3- The cause is not merely a Palestinian cause, but an international, Islamic and Arabic cause. It is international, because what is happening is tantamount to aggression on the principles of peace and a violation of the charter of the United Nations and resolutions about the cause itself, and a conspicuous challenge to all human rights, and to those agreements and organizations based on human rights. It is Islamic because it is a violation of the sanctity of holy lands whose crown is Jerusalem and the al-Aqsa mosque, and against the charter of the Organization of the Islamic Conference and principles of neutrality. It is Arabic because it intermingles blood, language, race and religion and is a prime reason for the humiliation and subjugation of the Arab peoples.
Even with all this, everyone is silent. Gaza’s most generous neighbors have donated blood and sent medications for which the crossing points were shut, so that people have died because of a lack of medical instruments, medications, and hospitals without power!
Wouldn’t it be appropriate for those Arab countries over whose capitals flap the Zionist entity’s flags, to withdraw their ambassadors and ask the entity’s ambassadors to leave, even temporarily, as a sign of no faith? That would be in respect of their peoples’ feelings and in response to their calls.
4- What calls attention is the role Turkey is attempting to carry out through its Prime Minister Tayyip Erdogan, who got on his airplane and is traveling among the Arab countries, wherever there is open ground in order to score points on the balance of Arab-Turkish relations.
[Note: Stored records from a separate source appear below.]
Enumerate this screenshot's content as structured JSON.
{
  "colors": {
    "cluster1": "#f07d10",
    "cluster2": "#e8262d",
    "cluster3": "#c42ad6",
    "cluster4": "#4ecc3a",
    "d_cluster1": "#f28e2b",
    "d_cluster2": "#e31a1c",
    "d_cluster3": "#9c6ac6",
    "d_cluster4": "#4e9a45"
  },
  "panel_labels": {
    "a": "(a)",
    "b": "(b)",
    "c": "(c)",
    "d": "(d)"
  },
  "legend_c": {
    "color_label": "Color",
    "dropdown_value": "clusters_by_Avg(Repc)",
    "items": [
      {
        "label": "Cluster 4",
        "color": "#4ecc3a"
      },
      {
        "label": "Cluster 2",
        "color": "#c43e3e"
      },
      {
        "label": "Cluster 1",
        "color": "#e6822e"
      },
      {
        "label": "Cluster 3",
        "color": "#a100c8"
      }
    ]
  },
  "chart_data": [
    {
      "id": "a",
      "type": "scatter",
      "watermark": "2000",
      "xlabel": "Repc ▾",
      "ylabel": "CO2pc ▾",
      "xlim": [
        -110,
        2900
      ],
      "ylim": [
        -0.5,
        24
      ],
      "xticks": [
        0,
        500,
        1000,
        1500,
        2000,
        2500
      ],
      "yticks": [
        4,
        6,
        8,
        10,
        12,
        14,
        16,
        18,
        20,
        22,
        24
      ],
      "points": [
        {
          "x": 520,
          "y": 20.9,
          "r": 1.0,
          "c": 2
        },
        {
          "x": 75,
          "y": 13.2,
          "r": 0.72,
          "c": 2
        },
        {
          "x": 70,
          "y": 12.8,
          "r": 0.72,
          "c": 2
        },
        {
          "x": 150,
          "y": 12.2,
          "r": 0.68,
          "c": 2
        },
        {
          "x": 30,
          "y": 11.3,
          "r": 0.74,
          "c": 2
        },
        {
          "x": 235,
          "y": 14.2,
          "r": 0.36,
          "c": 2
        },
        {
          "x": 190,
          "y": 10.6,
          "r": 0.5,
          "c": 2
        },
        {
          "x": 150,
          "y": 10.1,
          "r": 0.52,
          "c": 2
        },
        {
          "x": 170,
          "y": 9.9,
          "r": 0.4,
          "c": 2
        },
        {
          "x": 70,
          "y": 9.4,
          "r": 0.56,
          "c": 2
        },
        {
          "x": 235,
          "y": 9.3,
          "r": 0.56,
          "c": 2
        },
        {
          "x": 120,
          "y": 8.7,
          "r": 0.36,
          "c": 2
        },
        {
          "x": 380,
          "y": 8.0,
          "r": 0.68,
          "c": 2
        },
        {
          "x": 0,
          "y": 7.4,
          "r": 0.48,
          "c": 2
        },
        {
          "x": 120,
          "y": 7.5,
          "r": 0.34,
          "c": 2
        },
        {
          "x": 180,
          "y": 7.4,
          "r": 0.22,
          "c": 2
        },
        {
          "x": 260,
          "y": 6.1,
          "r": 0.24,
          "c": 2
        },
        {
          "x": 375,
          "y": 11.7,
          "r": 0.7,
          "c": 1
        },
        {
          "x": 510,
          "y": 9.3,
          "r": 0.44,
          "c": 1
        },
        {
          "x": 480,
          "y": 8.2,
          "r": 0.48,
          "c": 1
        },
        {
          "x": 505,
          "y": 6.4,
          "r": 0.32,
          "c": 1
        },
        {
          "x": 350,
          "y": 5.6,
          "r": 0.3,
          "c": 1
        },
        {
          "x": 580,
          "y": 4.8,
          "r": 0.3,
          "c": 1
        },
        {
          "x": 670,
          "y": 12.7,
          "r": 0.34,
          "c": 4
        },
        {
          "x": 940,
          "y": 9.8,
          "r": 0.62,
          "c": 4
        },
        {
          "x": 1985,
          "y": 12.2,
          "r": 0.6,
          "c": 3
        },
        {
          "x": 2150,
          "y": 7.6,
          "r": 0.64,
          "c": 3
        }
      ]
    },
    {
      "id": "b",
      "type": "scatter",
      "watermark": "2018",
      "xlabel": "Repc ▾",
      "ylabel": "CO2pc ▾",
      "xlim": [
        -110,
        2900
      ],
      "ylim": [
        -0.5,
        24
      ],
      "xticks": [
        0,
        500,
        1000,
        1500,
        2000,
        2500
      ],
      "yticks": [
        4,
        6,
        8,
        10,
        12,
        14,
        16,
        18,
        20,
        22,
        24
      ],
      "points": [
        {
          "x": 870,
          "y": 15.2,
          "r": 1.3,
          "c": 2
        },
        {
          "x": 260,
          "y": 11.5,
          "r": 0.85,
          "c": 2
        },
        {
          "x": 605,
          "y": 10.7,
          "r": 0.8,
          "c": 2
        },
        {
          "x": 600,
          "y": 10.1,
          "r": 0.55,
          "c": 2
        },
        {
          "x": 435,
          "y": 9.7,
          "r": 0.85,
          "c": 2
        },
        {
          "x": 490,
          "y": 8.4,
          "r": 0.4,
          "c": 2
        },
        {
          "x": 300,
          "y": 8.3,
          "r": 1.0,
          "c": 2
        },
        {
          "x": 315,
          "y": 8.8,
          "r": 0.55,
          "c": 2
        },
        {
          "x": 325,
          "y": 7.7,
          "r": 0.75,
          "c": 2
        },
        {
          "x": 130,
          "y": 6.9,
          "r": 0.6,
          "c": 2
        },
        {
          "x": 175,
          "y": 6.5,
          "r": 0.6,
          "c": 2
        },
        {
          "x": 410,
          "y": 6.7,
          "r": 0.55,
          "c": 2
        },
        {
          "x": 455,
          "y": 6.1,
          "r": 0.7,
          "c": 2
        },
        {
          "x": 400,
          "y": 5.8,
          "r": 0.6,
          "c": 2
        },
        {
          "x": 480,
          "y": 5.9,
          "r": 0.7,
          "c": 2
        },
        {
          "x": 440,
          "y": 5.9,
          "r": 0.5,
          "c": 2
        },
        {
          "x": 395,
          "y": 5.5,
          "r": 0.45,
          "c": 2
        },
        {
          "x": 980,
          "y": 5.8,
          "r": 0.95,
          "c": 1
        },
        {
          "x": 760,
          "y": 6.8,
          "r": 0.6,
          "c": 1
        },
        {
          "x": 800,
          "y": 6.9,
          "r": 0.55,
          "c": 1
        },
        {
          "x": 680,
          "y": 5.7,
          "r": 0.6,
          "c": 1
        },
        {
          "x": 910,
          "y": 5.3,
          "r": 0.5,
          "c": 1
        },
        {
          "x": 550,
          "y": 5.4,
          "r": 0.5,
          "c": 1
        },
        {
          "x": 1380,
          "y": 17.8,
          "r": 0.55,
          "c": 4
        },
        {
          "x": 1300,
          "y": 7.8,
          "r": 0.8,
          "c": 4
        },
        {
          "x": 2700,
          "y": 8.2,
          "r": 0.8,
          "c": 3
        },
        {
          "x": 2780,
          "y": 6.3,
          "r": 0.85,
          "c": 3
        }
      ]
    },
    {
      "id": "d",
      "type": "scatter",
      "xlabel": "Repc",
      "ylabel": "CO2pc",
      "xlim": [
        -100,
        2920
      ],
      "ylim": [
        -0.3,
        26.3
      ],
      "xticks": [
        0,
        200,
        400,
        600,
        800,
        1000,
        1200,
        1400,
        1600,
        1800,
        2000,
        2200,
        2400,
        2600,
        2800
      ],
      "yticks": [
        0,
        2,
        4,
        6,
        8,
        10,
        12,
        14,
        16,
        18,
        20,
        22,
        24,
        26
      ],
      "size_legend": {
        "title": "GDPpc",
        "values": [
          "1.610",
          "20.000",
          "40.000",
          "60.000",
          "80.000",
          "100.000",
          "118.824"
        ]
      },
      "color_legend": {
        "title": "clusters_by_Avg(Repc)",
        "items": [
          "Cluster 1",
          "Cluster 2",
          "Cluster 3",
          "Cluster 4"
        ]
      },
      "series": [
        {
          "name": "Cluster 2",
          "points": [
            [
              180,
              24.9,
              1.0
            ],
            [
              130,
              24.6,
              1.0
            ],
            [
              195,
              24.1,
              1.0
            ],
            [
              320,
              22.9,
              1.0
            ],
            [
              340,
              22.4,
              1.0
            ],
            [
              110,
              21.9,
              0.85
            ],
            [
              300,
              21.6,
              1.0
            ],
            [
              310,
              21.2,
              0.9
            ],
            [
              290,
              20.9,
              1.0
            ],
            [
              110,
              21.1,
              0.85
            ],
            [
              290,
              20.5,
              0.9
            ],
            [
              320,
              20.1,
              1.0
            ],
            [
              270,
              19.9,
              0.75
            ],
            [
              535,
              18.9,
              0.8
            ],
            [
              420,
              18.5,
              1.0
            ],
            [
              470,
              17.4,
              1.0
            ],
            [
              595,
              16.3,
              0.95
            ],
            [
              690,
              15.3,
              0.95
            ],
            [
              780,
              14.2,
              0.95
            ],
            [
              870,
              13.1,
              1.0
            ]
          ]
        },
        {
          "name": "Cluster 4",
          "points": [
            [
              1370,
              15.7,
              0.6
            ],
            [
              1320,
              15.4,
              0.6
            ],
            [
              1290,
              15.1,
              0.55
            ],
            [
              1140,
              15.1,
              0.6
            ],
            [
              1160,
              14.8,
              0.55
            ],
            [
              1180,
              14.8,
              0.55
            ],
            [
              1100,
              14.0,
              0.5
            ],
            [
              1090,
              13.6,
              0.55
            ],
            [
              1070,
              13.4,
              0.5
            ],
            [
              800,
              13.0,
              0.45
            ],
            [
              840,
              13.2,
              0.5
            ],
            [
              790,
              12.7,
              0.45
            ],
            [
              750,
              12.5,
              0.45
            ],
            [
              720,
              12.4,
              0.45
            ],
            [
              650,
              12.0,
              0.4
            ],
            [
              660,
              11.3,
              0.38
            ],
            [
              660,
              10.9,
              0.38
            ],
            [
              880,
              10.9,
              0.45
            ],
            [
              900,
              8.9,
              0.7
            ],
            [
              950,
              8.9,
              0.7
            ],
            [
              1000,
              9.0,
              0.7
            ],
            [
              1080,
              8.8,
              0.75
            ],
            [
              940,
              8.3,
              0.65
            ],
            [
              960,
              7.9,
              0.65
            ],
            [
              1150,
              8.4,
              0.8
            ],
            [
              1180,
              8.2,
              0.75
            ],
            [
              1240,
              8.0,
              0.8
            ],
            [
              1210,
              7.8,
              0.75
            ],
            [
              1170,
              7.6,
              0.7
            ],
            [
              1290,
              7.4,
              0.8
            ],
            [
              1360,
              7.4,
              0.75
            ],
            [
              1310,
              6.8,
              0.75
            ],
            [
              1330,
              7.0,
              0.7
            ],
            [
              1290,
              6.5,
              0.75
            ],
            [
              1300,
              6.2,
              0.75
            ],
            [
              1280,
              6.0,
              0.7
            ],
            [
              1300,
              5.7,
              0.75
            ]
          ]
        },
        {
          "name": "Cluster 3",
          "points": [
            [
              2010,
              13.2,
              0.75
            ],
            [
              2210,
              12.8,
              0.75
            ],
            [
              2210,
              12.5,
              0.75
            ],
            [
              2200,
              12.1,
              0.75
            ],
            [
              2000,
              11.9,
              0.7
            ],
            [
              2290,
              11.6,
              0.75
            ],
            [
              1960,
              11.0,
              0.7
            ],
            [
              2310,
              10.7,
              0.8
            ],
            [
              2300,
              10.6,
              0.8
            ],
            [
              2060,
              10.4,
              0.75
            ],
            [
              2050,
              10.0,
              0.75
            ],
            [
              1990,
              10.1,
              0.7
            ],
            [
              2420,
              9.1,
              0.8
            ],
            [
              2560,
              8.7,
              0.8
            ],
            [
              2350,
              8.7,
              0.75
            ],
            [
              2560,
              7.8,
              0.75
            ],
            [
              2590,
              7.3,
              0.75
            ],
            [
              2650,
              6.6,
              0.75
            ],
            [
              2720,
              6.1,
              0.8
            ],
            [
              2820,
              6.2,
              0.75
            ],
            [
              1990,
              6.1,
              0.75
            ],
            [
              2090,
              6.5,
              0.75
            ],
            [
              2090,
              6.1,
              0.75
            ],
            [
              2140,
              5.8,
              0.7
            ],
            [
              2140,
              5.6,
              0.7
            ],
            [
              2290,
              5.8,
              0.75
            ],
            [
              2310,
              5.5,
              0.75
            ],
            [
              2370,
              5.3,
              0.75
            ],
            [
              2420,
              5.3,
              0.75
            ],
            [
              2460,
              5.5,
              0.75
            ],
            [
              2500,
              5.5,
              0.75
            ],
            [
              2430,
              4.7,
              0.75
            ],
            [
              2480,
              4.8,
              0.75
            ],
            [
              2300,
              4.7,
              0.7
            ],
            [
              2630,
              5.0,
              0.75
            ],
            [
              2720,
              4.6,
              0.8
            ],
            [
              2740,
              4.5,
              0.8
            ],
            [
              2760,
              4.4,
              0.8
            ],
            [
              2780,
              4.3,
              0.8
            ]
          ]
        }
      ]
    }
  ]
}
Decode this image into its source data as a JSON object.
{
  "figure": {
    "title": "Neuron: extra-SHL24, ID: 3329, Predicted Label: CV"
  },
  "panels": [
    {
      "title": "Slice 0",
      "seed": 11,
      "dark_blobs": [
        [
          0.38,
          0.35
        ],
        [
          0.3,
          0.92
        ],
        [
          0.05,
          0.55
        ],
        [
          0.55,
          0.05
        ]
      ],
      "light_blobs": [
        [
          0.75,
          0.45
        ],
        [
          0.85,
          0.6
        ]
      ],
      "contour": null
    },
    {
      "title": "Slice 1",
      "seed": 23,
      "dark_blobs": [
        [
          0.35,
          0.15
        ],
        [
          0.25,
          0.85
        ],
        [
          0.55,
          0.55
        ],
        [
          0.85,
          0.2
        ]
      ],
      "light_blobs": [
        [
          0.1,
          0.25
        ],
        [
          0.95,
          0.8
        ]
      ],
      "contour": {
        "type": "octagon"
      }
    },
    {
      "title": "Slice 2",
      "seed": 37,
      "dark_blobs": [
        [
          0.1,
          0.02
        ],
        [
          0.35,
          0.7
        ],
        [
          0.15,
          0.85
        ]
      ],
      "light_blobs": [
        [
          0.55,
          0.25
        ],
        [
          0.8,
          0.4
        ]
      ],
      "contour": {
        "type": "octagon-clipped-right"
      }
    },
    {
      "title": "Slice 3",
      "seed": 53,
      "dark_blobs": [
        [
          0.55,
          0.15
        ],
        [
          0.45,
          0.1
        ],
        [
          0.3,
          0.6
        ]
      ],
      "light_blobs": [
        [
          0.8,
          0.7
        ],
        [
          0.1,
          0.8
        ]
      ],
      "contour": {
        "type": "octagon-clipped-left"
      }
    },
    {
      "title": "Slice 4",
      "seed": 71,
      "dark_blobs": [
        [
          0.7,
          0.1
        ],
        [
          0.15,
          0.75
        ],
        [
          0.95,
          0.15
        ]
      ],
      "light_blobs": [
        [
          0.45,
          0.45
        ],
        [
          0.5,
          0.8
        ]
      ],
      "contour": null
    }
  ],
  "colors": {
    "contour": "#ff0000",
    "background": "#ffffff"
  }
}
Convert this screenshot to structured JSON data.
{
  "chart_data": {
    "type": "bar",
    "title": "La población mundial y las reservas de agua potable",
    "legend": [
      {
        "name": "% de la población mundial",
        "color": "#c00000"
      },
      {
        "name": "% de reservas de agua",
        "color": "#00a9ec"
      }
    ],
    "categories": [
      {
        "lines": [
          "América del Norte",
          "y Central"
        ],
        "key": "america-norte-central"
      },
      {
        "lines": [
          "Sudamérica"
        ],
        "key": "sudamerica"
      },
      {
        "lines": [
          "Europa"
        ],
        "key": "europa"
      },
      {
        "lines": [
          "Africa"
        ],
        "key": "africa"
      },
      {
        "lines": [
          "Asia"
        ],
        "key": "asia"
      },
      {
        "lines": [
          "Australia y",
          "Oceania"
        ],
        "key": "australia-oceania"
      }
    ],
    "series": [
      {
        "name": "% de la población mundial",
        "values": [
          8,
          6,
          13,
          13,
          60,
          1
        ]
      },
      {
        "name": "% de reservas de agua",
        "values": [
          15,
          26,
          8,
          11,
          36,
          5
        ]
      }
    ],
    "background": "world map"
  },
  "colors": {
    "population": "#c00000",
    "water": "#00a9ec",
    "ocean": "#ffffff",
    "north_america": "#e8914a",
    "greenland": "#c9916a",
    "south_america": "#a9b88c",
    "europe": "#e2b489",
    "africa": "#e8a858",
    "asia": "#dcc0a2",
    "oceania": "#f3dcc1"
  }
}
He knows beforehand the extent of his mission’s failure, as he shuttles among the Arab capitals in search of the glory that he might exploit in order to achieve other glories at the expense of the cause. What is he looking for that other leaders haven’t been able to find? What mediation can he possibly carry out between the execution and his victim? Only it comes in the context of procrastinating and wasting time so that Israel can achieve its aim! Wouldn’t it be more appropriate for Turkey, if it wanted to do something good for the Arabs, as penance for its “glorious deeds” during six centuries of occupation, to loudly call for the United Nations to pass a resolution to remove this injustice? That would be sufficient.
5- Those who rationalize and justify their silence by saying that Hamas is to blame for firing rockets, then they should ask themselves if the right of self-defense to protect oneself, honor and dignity is lawful for those whose house has been occupied, women were violated, and children killed? What would be their position if it happened to them?
As for those rockets, whose local design and construction are considered one of the merits of the occupation, if it had any merits, they are the only means the Palestinians have found to make the Israelis cram into their shelters and spend the night in anxiety over the shelling, and gives sufficient pride to the Palestinians to deprive every Israeli of sleep, even if they don’t land on them.
Finally, victory will be to those on the side of truth, even if Israel destroyed all of Gaza, and killed hundreds let alone thousands, because Palestinians will increase at a ratio that alarms the Israelis who will no longer find peaceful time to multiply.
Let us take as an admonition God’s word: “And indeed Our Word has already gone forth for Our bondsmen who were sent. That, undoubtedly, only they would be helped. And surely, only Our army would be victorious. Therefore, turn away from them for some time, and watch them, for they will soon see. So are they being impatient for Our punishment? So when it does descend in their courtyards – so what an evil morning it will be for those who were warned!” (Saffat:171-177) And God is behind the endeavor.